I read daily. I wasn't anxious inexplicably anymore. I found a desire to be more obedient to commandments that I hadn't been giving my best efforts in. I developed a love for the scriptures and the people in them that transformed my reading from the competition I was having with myself, to time that I looked forward to each day. I continued feeling prompted to serve a mission and continued to hashtag those verses and keep a running tally in the back of the book. I would occasionally consider telling one of my family members or my best friends what big crazy thing I was considering, but never did-wanting to know for certain this time that I was all in before I said anything to anyone.    

I finished early. I took Moroni's Challenge in Moroni 10:4-5 and my testimony of the truthfulness of the Book of Mormon was reconfirmed and strengthened. There were only 92 tally marks. I was disappointed and figured that I clearly must have forgotten to mark some. I went back and counted. I had missed one. That gave me a grand total of 93 times I had felt prompted to go on a mission.

The impression came to my mind very distinctly, "Sometimes you have to take things on faith".

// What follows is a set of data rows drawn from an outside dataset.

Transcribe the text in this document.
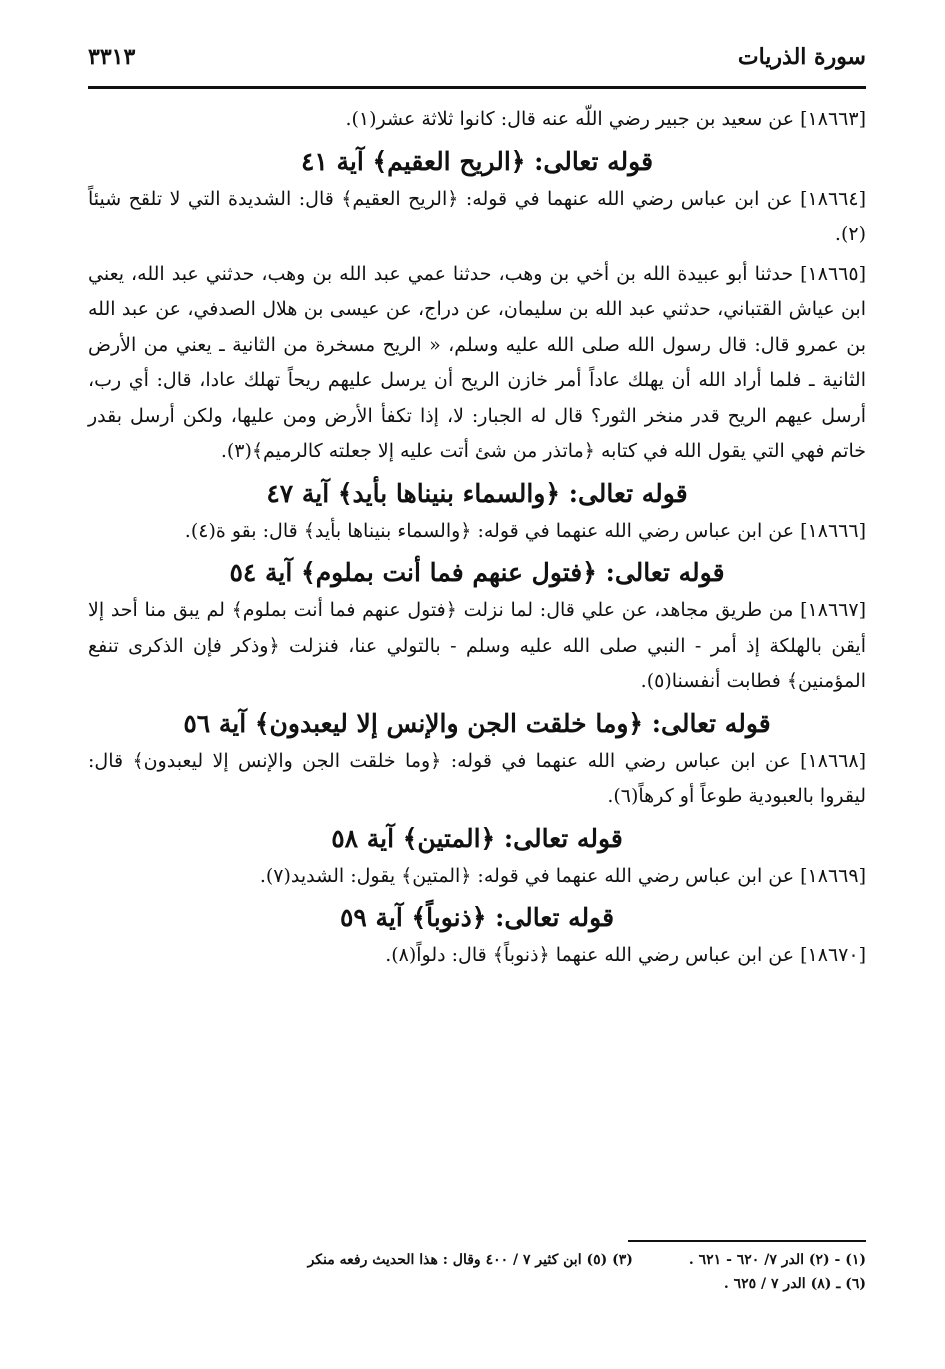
سورة الذريات
٣٣١٣

[١٨٦٦٣] عن سعيد بن جبير رضي اللّه عنه قال: كانوا ثلاثة عشر(١).

قوله تعالى: ﴿الريح العقيم﴾ آية ٤١

[١٨٦٦٤] عن ابن عباس رضي الله عنهما في قوله: ﴿الريح العقيم﴾ قال: الشديدة التي لا تلقح شيئاً (٢).

[١٨٦٦٥] حدثنا أبو عبيدة الله بن أخي بن وهب، حدثنا عمي عبد الله بن وهب، حدثني عبد الله، يعني ابن عياش القتباني، حدثني عبد الله بن سليمان، عن دراج، عن عيسى بن هلال الصدفي، عن عبد الله بن عمرو قال: قال رسول الله صلى الله عليه وسلم، « الريح مسخرة من الثانية ـ يعني من الأرض الثانية ـ فلما أراد الله أن يهلك عاداً أمر خازن الريح أن يرسل عليهم ريحاً تهلك عادا، قال: أي رب، أرسل عيهم الريح قدر منخر الثور؟ قال له الجبار: لا، إذا تكفأ الأرض ومن عليها، ولكن أرسل بقدر خاتم فهي التي يقول الله في كتابه ﴿ماتذر من شئ أتت عليه إلا جعلته كالرميم﴾(٣).

قوله تعالى: ﴿والسماء بنيناها بأيد﴾ آية ٤٧

[١٨٦٦٦] عن ابن عباس رضي الله عنهما في قوله: ﴿والسماء بنيناها بأيد﴾ قال: بقو ة(٤).

قوله تعالى: ﴿فتول عنهم فما أنت بملوم﴾ آية ٥٤

[١٨٦٦٧] من طريق مجاهد، عن علي قال: لما نزلت ﴿فتول عنهم فما أنت بملوم﴾ لم يبق منا أحد إلا أيقن بالهلكة إذ أمر - النبي صلى الله عليه وسلم - بالتولي عنا، فنزلت ﴿وذكر فإن الذكرى تنفع المؤمنين﴾ فطابت أنفسنا(٥).

قوله تعالى: ﴿وما خلقت الجن والإنس إلا ليعبدون﴾ آية ٥٦

[١٨٦٦٨] عن ابن عباس رضي الله عنهما في قوله: ﴿وما خلقت الجن والإنس إلا ليعبدون﴾ قال: ليقروا بالعبودية طوعاً أو كرهاً(٦).

قوله تعالى: ﴿المتين﴾ آية ٥٨

[١٨٦٦٩] عن ابن عباس رضي الله عنهما في قوله: ﴿المتين﴾ يقول: الشديد(٧).

قوله تعالى: ﴿ذنوباً﴾ آية ٥٩

[١٨٦٧٠] عن ابن عباس رضي الله عنهما ﴿ذنوباً﴾ قال: دلواً(٨).

(١) - (٢) الدر ٧/ ٦٢٠ - ٦٢١ .(٣) (٥) ابن كثير ٧ / ٤٠٠ وقال : هذا الحديث رفعه منكر
(٦) ـ (٨) الدر ٧ / ٦٢٥ .
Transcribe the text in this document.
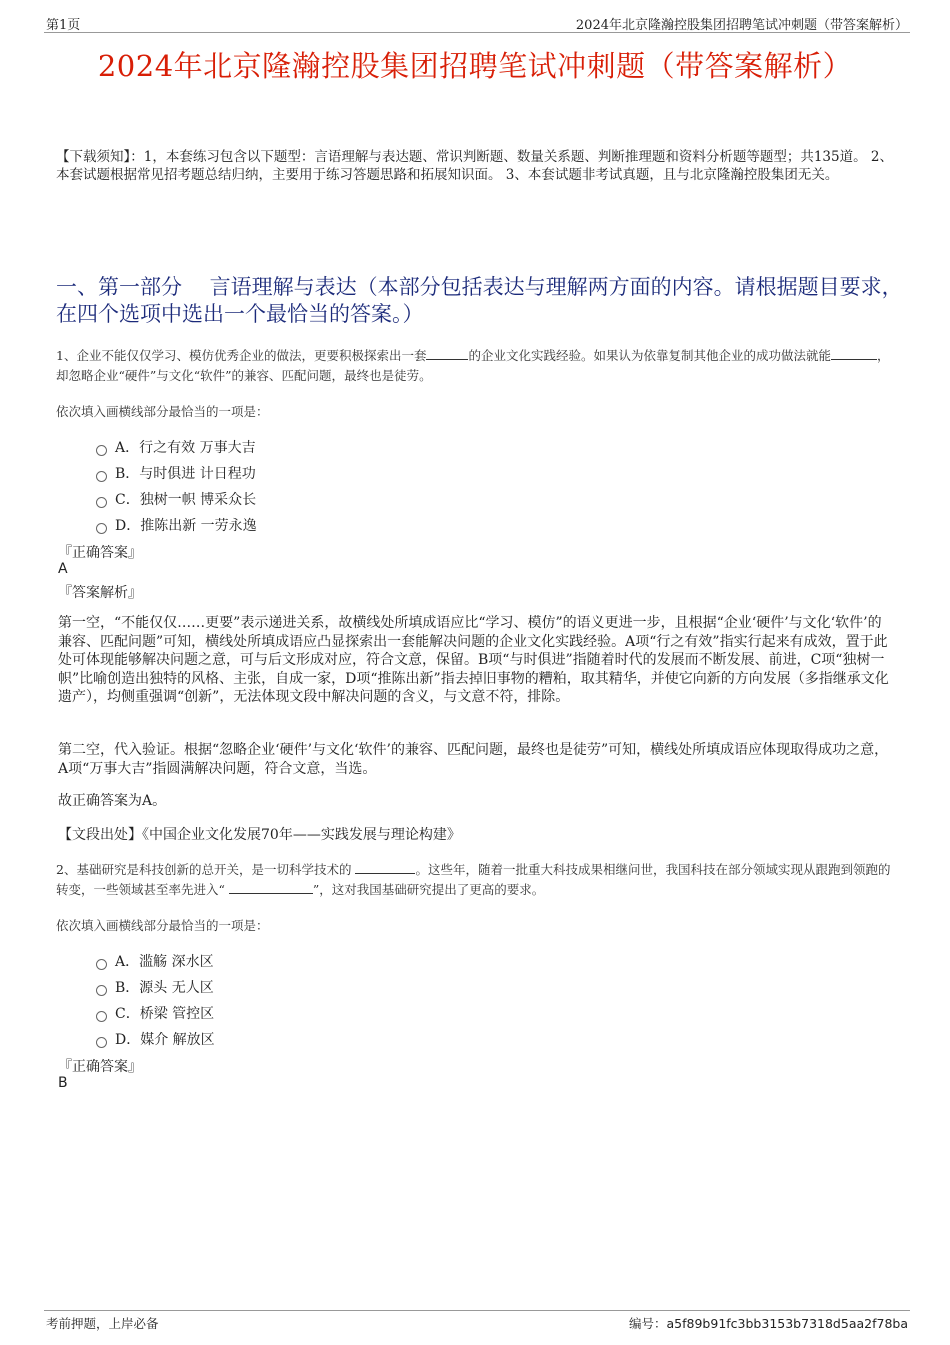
第1页	2024年北京隆瀚控股集团招聘笔试冲刺题（带答案解析）
2024年北京隆瀚控股集团招聘笔试冲刺题（带答案解析）
【下载须知】：1，本套练习包含以下题型：言语理解与表达题、常识判断题、数量关系题、判断推理题和资料分析题等题型；共135道。 2、本套试题根据常见招考题总结归纳，主要用于练习答题思路和拓展知识面。 3、本套试题非考试真题，且与北京隆瀚控股集团无关。
一、第一部分　 言语理解与表达（本部分包括表达与理解两方面的内容。请根据题目要求，在四个选项中选出一个最恰当的答案。）
1、企业不能仅仅学习、模仿优秀企业的做法，更要积极探索出一套	的企业文化实践经验。如果认为依靠复制其他企业的成功做法就能	，却忽略企业“硬件”与文化“软件”的兼容、匹配问题，最终也是徒劳。
依次填入画横线部分最恰当的一项是：
A．行之有效 万事大吉
B．与时俱进 计日程功
C．独树一帜 博采众长
D．推陈出新 一劳永逸
『正确答案』
A
『答案解析』
第一空，“不能仅仅……更要”表示递进关系，故横线处所填成语应比“学习、模仿”的语义更进一步，且根据“企业‘硬件’与文化‘软件’的兼容、匹配问题”可知，横线处所填成语应凸显探索出一套能解决问题的企业文化实践经验。A项“行之有效”指实行起来有成效，置于此处可体现能够解决问题之意，可与后文形成对应，符合文意，保留。B项“与时俱进”指随着时代的发展而不断发展、前进，C项“独树一帜”比喻创造出独特的风格、主张，自成一家，D项“推陈出新”指去掉旧事物的糟粕，取其精华，并使它向新的方向发展（多指继承文化遗产），均侧重强调“创新”，无法体现文段中解决问题的含义，与文意不符，排除。
第二空，代入验证。根据“忽略企业‘硬件’与文化‘软件’的兼容、匹配问题，最终也是徒劳”可知，横线处所填成语应体现取得成功之意，A项“万事大吉”指圆满解决问题，符合文意，当选。
故正确答案为A。
【文段出处】《中国企业文化发展70年——实践发展与理论构建》
2、基础研究是科技创新的总开关，是一切科学技术的	。这些年，随着一批重大科技成果相继问世，我国科技在部分领域实现从跟跑到领跑的转变，一些领域甚至率先进入“	”，这对我国基础研究提出了更高的要求。
依次填入画横线部分最恰当的一项是：
A．滥觞 深水区
B．源头 无人区
C．桥梁 管控区
D．媒介 解放区
『正确答案』
B
考前押题，上岸必备	编号：a5f89b91fc3bb3153b7318d5aa2f78ba
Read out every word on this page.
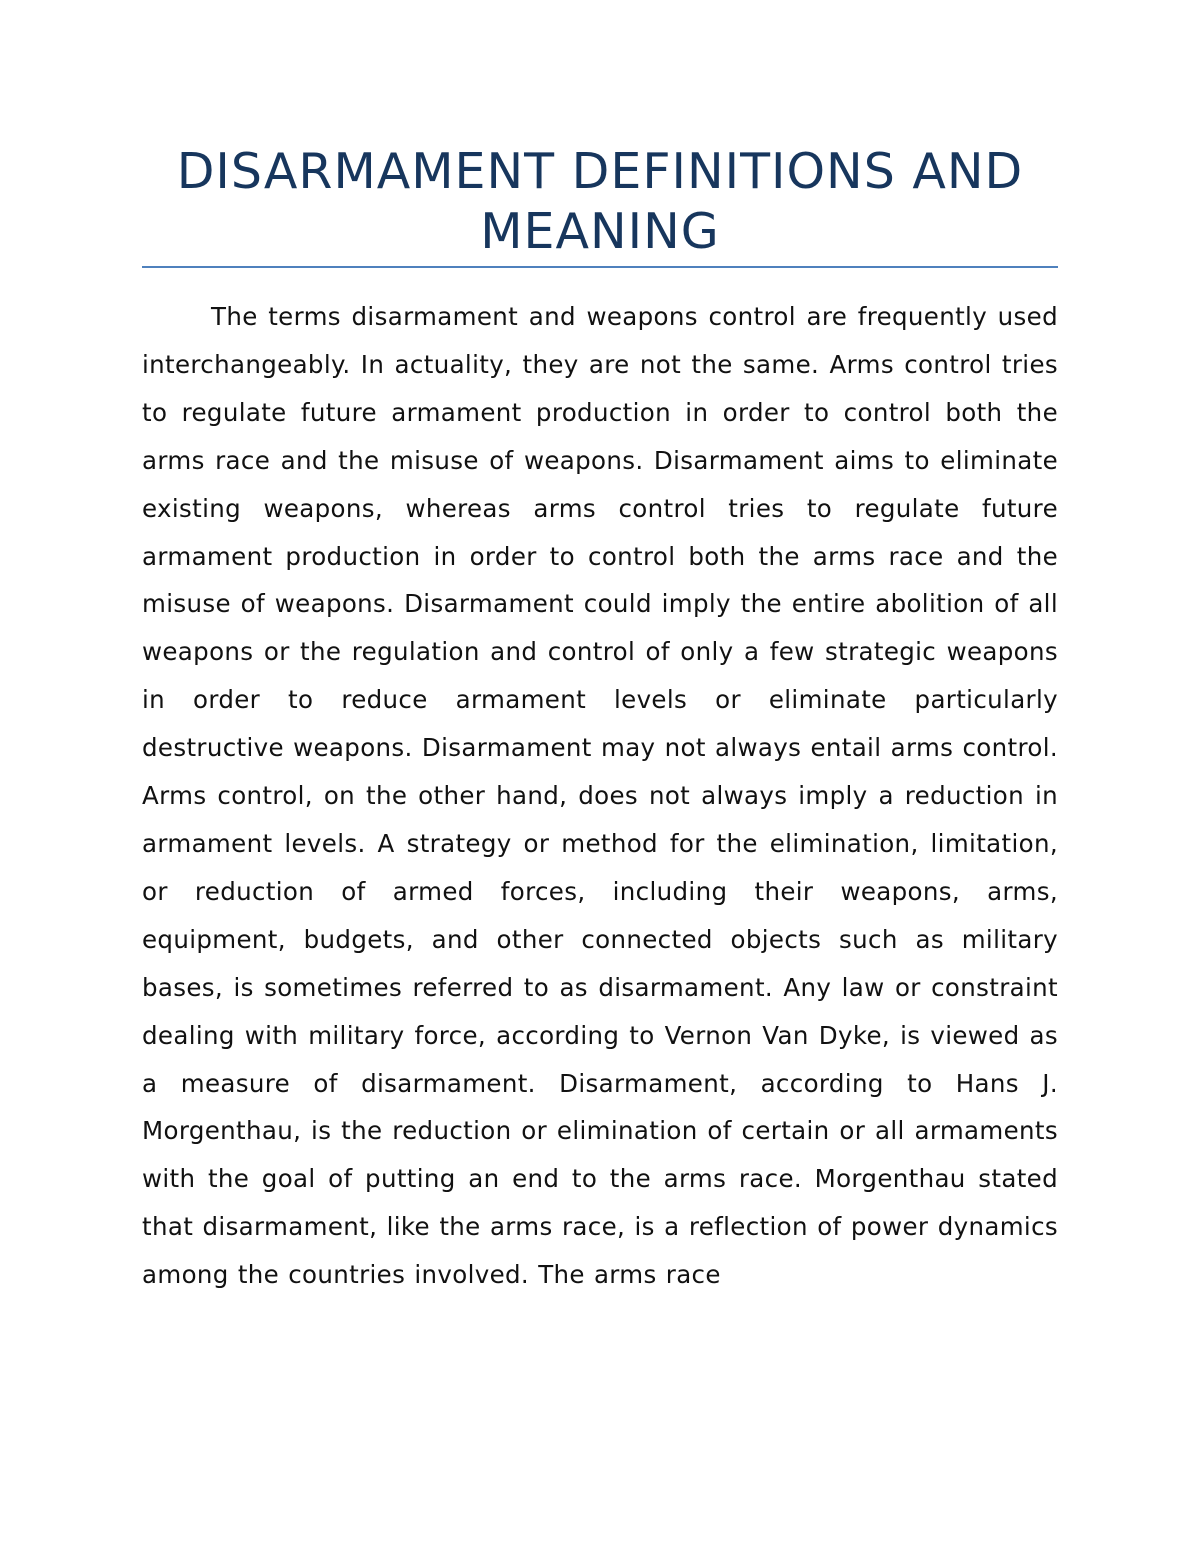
DISARMAMENT DEFINITIONS AND MEANING

The terms disarmament and weapons control are frequently used interchangeably. In actuality, they are not the same. Arms control tries to regulate future armament production in order to control both the arms race and the misuse of weapons. Disarmament aims to eliminate existing weapons, whereas arms control tries to regulate future armament production in order to control both the arms race and the misuse of weapons. Disarmament could imply the entire abolition of all weapons or the regulation and control of only a few strategic weapons in order to reduce armament levels or eliminate particularly destructive weapons. Disarmament may not always entail arms control. Arms control, on the other hand, does not always imply a reduction in armament levels. A strategy or method for the elimination, limitation, or reduction of armed forces, including their weapons, arms, equipment, budgets, and other connected objects such as military bases, is sometimes referred to as disarmament. Any law or constraint dealing with military force, according to Vernon Van Dyke, is viewed as a measure of disarmament. Disarmament, according to Hans J. Morgenthau, is the reduction or elimination of certain or all armaments with the goal of putting an end to the arms race. Morgenthau stated that disarmament, like the arms race, is a reflection of power dynamics among the countries involved. The arms race
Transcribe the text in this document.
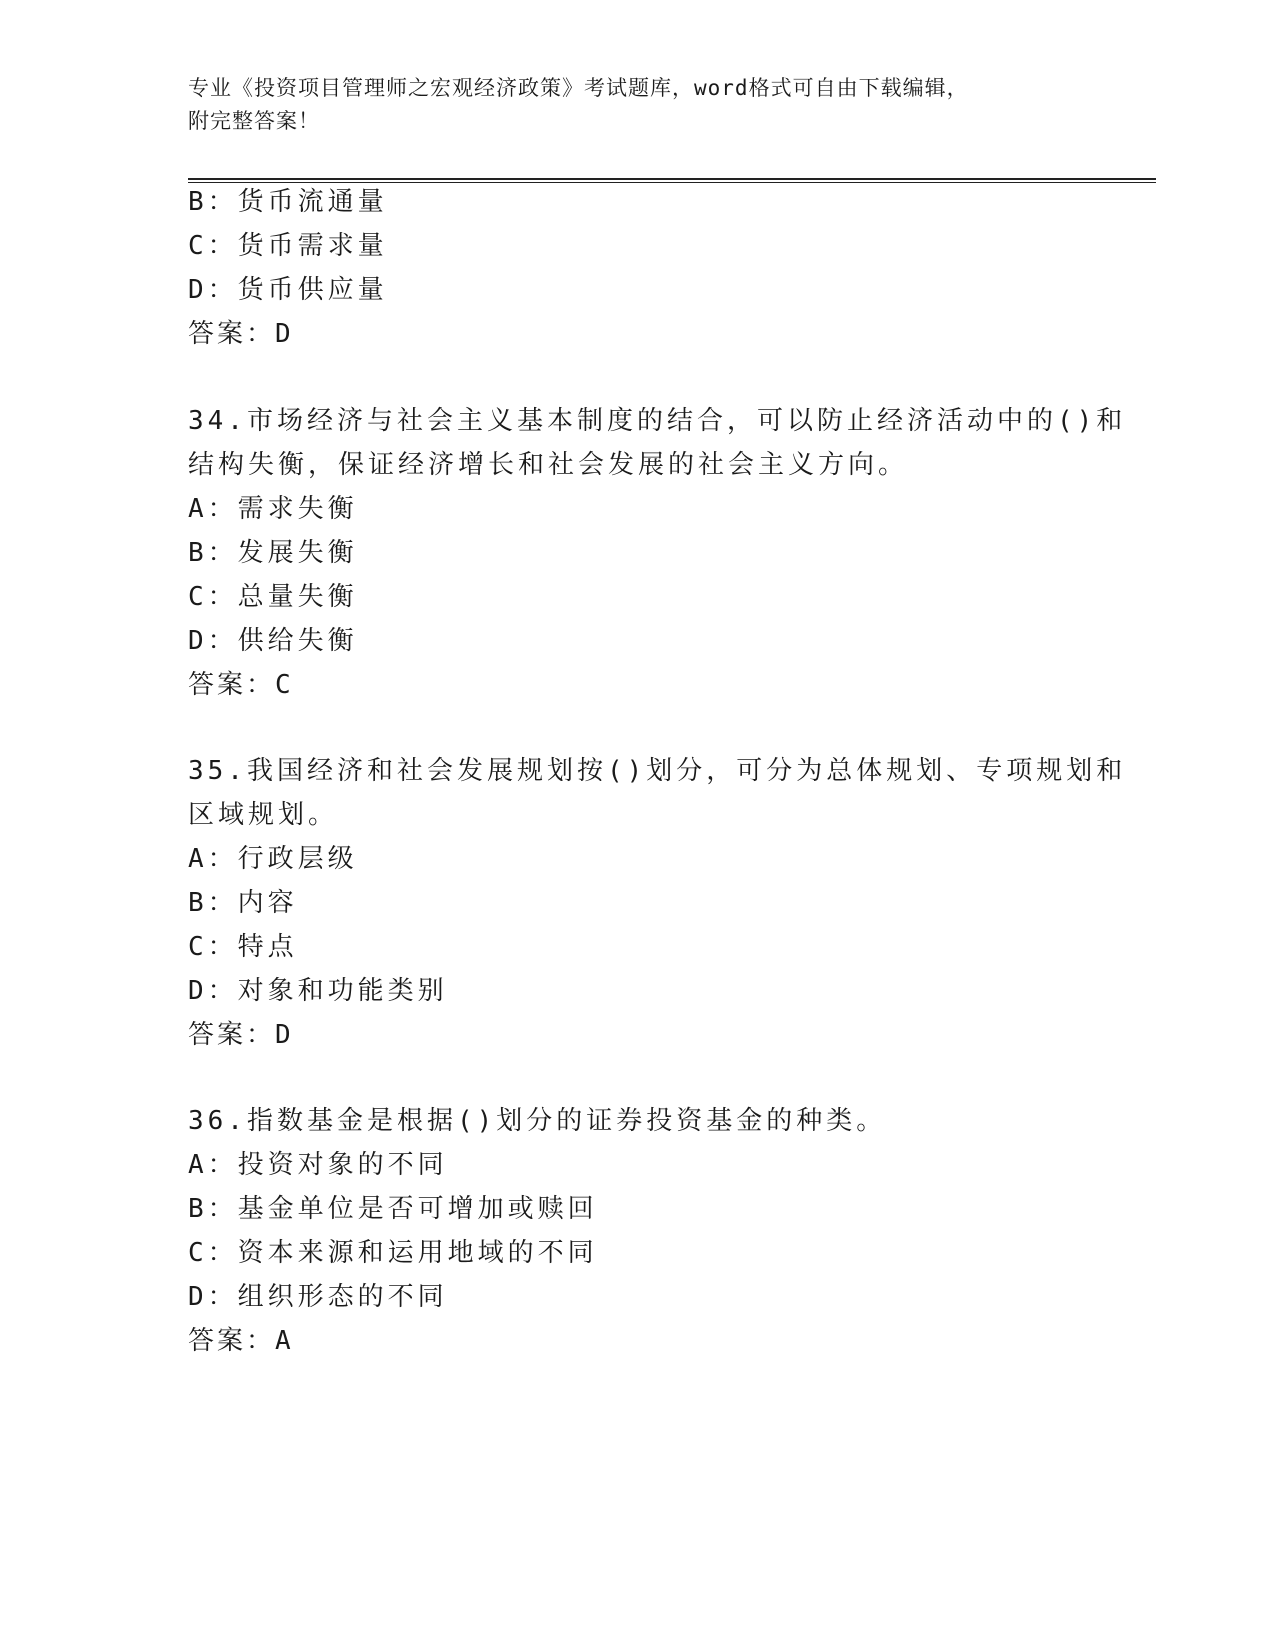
专业《投资项目管理师之宏观经济政策》考试题库，word格式可自由下载编辑，
附完整答案！
B：货币流通量
C：货币需求量
D：货币供应量
答案：D
34.市场经济与社会主义基本制度的结合，可以防止经济活动中的()和
结构失衡，保证经济增长和社会发展的社会主义方向。
A：需求失衡
B：发展失衡
C：总量失衡
D：供给失衡
答案：C
35.我国经济和社会发展规划按()划分，可分为总体规划、专项规划和
区域规划。
A：行政层级
B：内容
C：特点
D：对象和功能类别
答案：D
36.指数基金是根据()划分的证券投资基金的种类。
A：投资对象的不同
B：基金单位是否可增加或赎回
C：资本来源和运用地域的不同
D：组织形态的不同
答案：A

And that was my answer. After reading The Book of Mormon and feeling so many times (for real, who needs 93 promptings to do something?) that serving a mission would be a blessing for those that I served and also bless me, that I would be safe and protected, that I might make a difference for someone, that the gospel is here to bring us a peace, comfort, and happiness the world cannot provide, I no longer felt like I "had" to go. Instead, I found that when I could quiet my fears and feelings of inadequacy, I wanted to go.

So, here I am. I report to the MTC on January 7, 2015 and will then spend my time serving in the Ohio Columbus Mission.  I don't know that I have ever felt such a mix of excitement and apprehension and hope, but I know that this is exactly what my Father in Heaven wants me doing for the next 18 months of my life, and His plans are always better than mine.